In September 2001, the Eritrean government ordered all of the country privately owned publications to be closed down.

“In the days that followed, police arrested above 15 or so journalists. Since then the public media in Eritrea do nothing but relay the regime’s belligerent and ultra-nationalist discourse,” Le Coz said.

Commenting the pictures of his imprisonned colleagues and on the situation of media freedom in Eritrea, Yohannes said, “Being a reporter is the riskiest job you can take in my country. Even if you are not from the opposition movement. So far, seven of my colleagues died in prison, including my former assistant."

Journalists are not the only victims of the regime, Yohannes said. "Former ministers, activists and human right defenders are also in custody in one of the 314 detention centers and prison in Eritrea and people are going into exile everyday," he said. "The human tragedy in Eritrea is a disaster. More than 50 journalists and media professionnals are currently in exile."

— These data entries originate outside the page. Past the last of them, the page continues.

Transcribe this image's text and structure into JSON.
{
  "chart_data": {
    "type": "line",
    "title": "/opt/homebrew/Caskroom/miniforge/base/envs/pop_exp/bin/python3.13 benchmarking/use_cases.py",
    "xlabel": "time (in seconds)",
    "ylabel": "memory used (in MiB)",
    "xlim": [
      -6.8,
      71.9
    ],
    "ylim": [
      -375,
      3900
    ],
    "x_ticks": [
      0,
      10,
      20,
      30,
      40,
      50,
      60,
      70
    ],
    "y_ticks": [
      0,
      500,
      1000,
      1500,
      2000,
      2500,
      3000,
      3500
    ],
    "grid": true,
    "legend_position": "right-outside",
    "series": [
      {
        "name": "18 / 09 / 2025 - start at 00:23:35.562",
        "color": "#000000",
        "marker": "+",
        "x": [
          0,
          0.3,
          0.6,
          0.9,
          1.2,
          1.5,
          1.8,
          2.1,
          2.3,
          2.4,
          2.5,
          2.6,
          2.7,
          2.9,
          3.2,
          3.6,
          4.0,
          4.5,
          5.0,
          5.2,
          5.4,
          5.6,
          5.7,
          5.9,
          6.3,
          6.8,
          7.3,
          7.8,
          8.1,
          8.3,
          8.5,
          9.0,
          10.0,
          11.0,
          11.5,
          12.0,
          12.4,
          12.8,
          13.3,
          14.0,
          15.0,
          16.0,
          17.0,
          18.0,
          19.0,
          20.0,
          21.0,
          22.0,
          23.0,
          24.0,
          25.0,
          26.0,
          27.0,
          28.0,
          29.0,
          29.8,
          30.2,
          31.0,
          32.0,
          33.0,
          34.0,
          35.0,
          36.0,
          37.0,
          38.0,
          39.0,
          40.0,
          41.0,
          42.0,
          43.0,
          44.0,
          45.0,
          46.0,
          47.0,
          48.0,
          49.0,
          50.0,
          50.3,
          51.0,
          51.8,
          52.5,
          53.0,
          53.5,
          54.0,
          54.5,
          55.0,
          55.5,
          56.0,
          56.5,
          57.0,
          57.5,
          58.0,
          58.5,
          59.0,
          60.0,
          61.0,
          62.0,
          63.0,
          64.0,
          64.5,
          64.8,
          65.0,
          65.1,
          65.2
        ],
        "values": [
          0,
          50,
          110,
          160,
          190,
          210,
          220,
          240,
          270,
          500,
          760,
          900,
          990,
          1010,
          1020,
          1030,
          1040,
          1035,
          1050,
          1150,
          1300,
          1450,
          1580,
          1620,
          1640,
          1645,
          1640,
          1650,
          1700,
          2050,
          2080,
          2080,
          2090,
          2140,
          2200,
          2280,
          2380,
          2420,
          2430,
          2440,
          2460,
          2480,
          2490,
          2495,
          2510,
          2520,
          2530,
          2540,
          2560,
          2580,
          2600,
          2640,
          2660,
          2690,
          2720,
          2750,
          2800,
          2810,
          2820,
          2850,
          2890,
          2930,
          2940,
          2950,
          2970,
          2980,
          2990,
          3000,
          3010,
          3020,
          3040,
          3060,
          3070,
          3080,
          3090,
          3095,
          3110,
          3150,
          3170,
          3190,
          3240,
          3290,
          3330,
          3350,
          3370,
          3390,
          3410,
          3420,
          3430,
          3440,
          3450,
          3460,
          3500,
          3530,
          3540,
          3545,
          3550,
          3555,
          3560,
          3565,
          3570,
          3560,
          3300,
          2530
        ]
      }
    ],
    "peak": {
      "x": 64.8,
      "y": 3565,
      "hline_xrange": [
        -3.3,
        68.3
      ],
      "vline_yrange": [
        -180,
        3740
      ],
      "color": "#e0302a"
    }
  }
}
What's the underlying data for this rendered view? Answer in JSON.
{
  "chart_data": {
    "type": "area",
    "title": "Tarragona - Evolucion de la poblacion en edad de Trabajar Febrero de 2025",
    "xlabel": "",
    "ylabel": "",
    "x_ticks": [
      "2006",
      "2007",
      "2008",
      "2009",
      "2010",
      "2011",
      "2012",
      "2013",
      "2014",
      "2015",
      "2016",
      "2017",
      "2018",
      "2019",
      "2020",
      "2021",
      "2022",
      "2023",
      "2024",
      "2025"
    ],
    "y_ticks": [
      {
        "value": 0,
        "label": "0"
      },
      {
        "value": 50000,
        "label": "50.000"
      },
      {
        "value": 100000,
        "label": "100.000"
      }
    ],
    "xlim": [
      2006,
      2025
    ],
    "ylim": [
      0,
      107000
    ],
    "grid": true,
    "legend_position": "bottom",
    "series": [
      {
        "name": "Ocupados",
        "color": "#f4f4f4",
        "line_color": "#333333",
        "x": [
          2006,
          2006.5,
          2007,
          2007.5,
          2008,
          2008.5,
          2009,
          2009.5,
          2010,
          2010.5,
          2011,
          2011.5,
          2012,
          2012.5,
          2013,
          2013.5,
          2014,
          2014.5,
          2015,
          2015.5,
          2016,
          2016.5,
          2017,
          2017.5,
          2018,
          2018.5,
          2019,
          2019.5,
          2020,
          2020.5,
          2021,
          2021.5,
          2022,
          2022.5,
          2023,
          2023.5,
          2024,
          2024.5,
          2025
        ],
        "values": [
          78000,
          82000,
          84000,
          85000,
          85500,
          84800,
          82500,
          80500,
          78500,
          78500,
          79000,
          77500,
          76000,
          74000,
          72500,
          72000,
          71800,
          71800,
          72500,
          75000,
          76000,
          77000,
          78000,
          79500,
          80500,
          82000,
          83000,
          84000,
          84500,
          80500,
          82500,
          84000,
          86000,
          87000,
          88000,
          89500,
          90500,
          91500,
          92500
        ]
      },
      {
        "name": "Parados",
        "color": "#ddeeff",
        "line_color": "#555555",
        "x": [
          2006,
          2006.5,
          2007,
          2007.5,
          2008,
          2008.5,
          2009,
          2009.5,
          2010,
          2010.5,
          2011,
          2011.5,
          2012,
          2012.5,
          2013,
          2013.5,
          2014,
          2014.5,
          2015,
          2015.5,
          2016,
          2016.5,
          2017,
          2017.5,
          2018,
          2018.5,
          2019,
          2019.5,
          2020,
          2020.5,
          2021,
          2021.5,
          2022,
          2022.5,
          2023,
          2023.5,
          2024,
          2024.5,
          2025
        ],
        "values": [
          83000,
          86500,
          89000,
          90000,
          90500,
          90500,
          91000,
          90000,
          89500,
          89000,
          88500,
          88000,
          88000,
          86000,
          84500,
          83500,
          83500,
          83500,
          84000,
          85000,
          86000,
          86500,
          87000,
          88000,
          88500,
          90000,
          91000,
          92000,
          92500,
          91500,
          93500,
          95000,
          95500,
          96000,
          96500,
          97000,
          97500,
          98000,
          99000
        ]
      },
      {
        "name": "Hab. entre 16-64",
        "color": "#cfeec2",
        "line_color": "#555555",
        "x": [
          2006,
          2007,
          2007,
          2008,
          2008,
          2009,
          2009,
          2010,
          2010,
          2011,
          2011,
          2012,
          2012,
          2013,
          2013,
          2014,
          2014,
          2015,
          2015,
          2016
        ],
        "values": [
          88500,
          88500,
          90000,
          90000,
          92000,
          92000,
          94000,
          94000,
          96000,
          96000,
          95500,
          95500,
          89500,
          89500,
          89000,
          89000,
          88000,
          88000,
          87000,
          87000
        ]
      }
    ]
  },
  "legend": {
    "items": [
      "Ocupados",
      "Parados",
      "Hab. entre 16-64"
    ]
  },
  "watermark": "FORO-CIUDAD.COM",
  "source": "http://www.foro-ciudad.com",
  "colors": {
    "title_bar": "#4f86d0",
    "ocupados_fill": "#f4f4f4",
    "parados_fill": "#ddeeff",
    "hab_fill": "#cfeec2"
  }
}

Yohannes also raised the case of the Swedish-Eritrean journalist Dawit Isaac, who has spent more than nine years in jail so far without a trial and without any visits from his family or lawyers.

Dawit was arrested in Asmara on 23 September 2001 for defending the freedom of speech of the Eritrean people in the independent newspaper Setit, which he cofounded in 1997. Eritrean authorities claim that Dawit is an Eritrean citizen only - not a Swedish citizen - and that his case is an internal affair.

As a ray of hope, Le Coz said, is the creation of the Paris-based Radio Erena (“Our Eritrea” in Tigrinya language). Broadcast by satellite to Eritreans in Eritrea and on the Internet to the Eritrean diaspora, the station serves as an independant source for the country. Supported by Reporters Without Borders, Radio Erena has been opertaing for 10 months.